Cassandra is tolerant of partitions in the cluster; if communication between
two parts of a cluster are cut off, read and write operations that don't
demand consistency will not fail. Keyspace has "dirty" reads that will
continue to return inconsistent data when this occurs but all write operations
require a majority of nodes to be up and in communications with one another.

Cassandra's data model is more sophisticated than Keyspace's. You can have
multiple column families (essentially, namespaces) in Cassandra that can be
ordered arbitrarily, given a plugin to compare two keys. Supercolumns are
(this is a very simplified explanation) columns with tuples (key1, key2) as
keys. Keyspace is a simple key/value store.
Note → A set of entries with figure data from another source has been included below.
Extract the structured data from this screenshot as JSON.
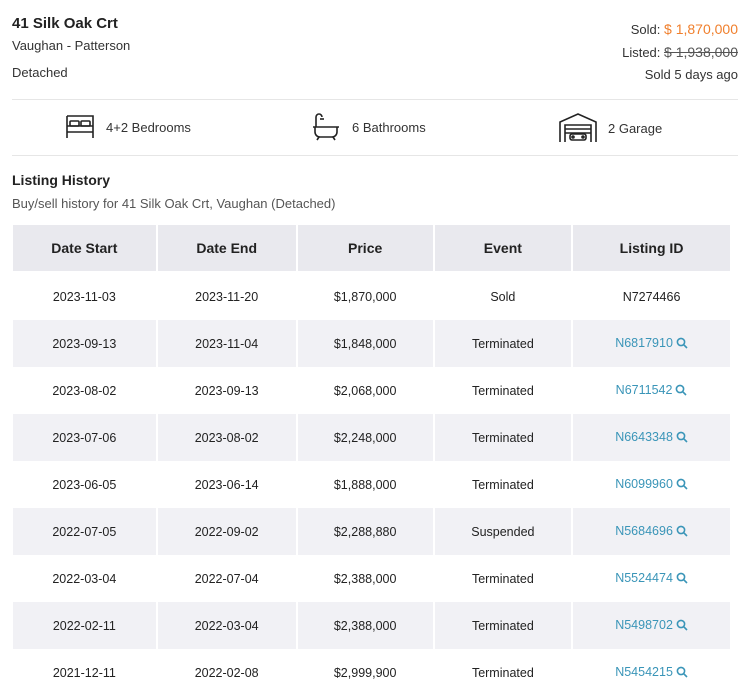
{
  "listing": {
    "address": "41 Silk Oak Crt",
    "area": "Vaughan - Patterson",
    "type": "Detached",
    "sold_label": "Sold:",
    "sold_price": "$ 1,870,000",
    "listed_label": "Listed:",
    "listed_price": "$ 1,938,000",
    "sold_ago": "Sold 5 days ago"
  },
  "features": {
    "bedrooms": "4+2 Bedrooms",
    "bathrooms": "6 Bathrooms",
    "garage": "2 Garage"
  },
  "history": {
    "title": "Listing History",
    "subtitle": "Buy/sell history for 41 Silk Oak Crt, Vaughan (Detached)",
    "headers": [
      "Date Start",
      "Date End",
      "Price",
      "Event",
      "Listing ID"
    ],
    "rows": [
      {
        "start": "2023-11-03",
        "end": "2023-11-20",
        "price": "$1,870,000",
        "event": "Sold",
        "id": "N7274466",
        "link": false
      },
      {
        "start": "2023-09-13",
        "end": "2023-11-04",
        "price": "$1,848,000",
        "event": "Terminated",
        "id": "N6817910",
        "link": true
      },
      {
        "start": "2023-08-02",
        "end": "2023-09-13",
        "price": "$2,068,000",
        "event": "Terminated",
        "id": "N6711542",
        "link": true
      },
      {
        "start": "2023-07-06",
        "end": "2023-08-02",
        "price": "$2,248,000",
        "event": "Terminated",
        "id": "N6643348",
        "link": true
      },
      {
        "start": "2023-06-05",
        "end": "2023-06-14",
        "price": "$1,888,000",
        "event": "Terminated",
        "id": "N6099960",
        "link": true
      },
      {
        "start": "2022-07-05",
        "end": "2022-09-02",
        "price": "$2,288,880",
        "event": "Suspended",
        "id": "N5684696",
        "link": true
      },
      {
        "start": "2022-03-04",
        "end": "2022-07-04",
        "price": "$2,388,000",
        "event": "Terminated",
        "id": "N5524474",
        "link": true
      },
      {
        "start": "2022-02-11",
        "end": "2022-03-04",
        "price": "$2,388,000",
        "event": "Terminated",
        "id": "N5498702",
        "link": true
      },
      {
        "start": "2021-12-11",
        "end": "2022-02-08",
        "price": "$2,999,900",
        "event": "Terminated",
        "id": "N5454215",
        "link": true
      }
    ]
  },
  "colors": {
    "sold_price": "#f07f2c",
    "link": "#3a95b8",
    "header_bg": "#e9e9ee",
    "row_shade": "#f1f1f5"
  }
}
Both Cassandra and Keyspace support ranged gets; Cassandra supports multi-gets
of a list of arbitrary keys as well. Keyspace supports increment and compare-
and-swap operations that Cassandra does not.

Cassandra is used in production by a good number of places; I don't know who,
if anyone, is using Keyspace.

All my knowledge of Keyspace comes from reading the thorough and clear
whitepaper they offer at <http://scalien.com/pdf/Keyspace.pdf>.

------
sumeeta
Ha. Scalien is a great name.

How does a startup that develops database software plan to make money? Selling
support?